Young people, at least those with the good fortune of good health, as most have, are immortal. It usually takes something traumatic or, usually age, to learn that life really isn’t forever.
My Dad died when I was 15. He was only 43. I learned the mortality lesson the hard way. But it took something completely unrelated for it to fully sink in: My mortality became certain on the day that Johnny Carson died. I’d never met Mr. Carson but I grew up watching him. He had such grace, such humor…he seemed larger than life itself. When he passed away, some of the last of my innocence went with him, I think. I began to look around at those whom I admired and realized that someday, all of them would die. And so would I.
There is no possible way to rationalize the horror of what happened in Las Vegas this week. Pundits, analysts, law enforcement professionals have much more knowledge about such things — I can’t add to their words. Except to acknowledge that perhaps what is most terrifying is that it could have happened anywhere, to anyone.
As I watched the coverage unfold from my office at the newspaper, with numbers of casualties growing ever higher, I saw a message come through that Tom Petty had suffered cardiac arrest and was unresponsive. He passed away later on Monday night.
I’ve been a Tom Petty fan since I was a kid in the 1970s. He was a Florida boy who made good. And he did a lot of good — from making music to standing up for his fans to keep the price of his records down (when MCA Records decided to raise the price of one album to a then stratospheric price of $9.98, he threatened to rename that album, “The $8.98 Album.” He won that battle).

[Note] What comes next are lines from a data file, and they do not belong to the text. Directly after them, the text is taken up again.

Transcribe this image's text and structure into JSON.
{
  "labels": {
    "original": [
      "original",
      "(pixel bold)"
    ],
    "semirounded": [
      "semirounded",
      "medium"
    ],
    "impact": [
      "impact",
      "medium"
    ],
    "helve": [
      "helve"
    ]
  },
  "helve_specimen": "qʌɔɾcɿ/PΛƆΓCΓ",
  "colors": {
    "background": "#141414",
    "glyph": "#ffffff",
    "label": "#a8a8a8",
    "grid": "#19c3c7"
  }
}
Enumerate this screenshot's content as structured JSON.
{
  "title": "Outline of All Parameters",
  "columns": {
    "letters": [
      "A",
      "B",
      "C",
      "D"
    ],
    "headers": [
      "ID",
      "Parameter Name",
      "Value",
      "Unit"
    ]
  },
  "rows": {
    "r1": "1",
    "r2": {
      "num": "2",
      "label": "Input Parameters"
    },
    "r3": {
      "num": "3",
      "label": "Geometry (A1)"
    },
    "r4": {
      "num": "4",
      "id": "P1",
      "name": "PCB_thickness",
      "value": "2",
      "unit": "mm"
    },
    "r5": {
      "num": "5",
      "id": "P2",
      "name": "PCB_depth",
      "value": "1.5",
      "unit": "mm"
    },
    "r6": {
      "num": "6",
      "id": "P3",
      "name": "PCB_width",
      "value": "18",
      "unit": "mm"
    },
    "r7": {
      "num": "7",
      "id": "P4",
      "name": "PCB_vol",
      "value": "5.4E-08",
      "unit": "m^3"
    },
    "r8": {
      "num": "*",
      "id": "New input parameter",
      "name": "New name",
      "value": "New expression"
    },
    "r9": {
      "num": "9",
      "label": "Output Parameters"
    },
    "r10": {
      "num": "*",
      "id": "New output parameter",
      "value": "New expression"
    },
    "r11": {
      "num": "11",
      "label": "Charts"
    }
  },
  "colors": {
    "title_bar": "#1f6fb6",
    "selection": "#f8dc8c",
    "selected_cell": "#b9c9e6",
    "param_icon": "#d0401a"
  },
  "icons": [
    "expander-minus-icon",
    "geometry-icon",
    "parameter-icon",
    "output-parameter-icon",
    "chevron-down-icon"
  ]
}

In addition to his incredible musical talent, where again, others are far better at critiquing than me, he possessed something that I’ve longed to have: the ability to say so much with so few words. His lyrics carried a punch like few other songwriters could throw.
And he remained true to the music. In an age when albums technically no longer exist and any number of industry publications have long-since declared rock-n-roll to be dead, Tom Petty rocked on.
In my looking around at those I admired all those years ago, I never expected that Tom Petty would be among them. Yes, he was obviously mortal but, like Johnny Carson, losing him carried an impact. This time, however, I prefer to not look around to tally up who could go next. That’s really no way to live.
People who put words to ink hoping that others will read those words are at least supposed to be smart enough to make sense of events in life. Apparently, I’m not. I can’t make sense of the unimaginable tragedy in Las Vegas. With technology today, we can all hear the cries, the terror…and we can all see the selflessness and courage that so many displayed to save others, often strangers. But if there is a lesson in that, it sure as hell was a costly one. That price was just too steep.
We can look around and think about those we have lost in our lives. They aren’t there anymore. Yet we somehow remain. It can get hard to reconcile and it’s easy to have faith shaken. Two years ago, I lost my best friend of a half century. We played in a rock band together. For today I’m going to have faith that he’s on a stage somewhere, Tom Petty is there, Dan Fogelberg and any number of others are there, too. And in the crowd as the lights come up on the stage, 58 people recently having been in Las Vegas, look up, they see the lights, and they smile as Tom Petty’s voice booms through majestic speakers. As the guitars, drums, bass and keyboards kick in, my friend, Tom and all of the others on stage look at each other and they smile, too.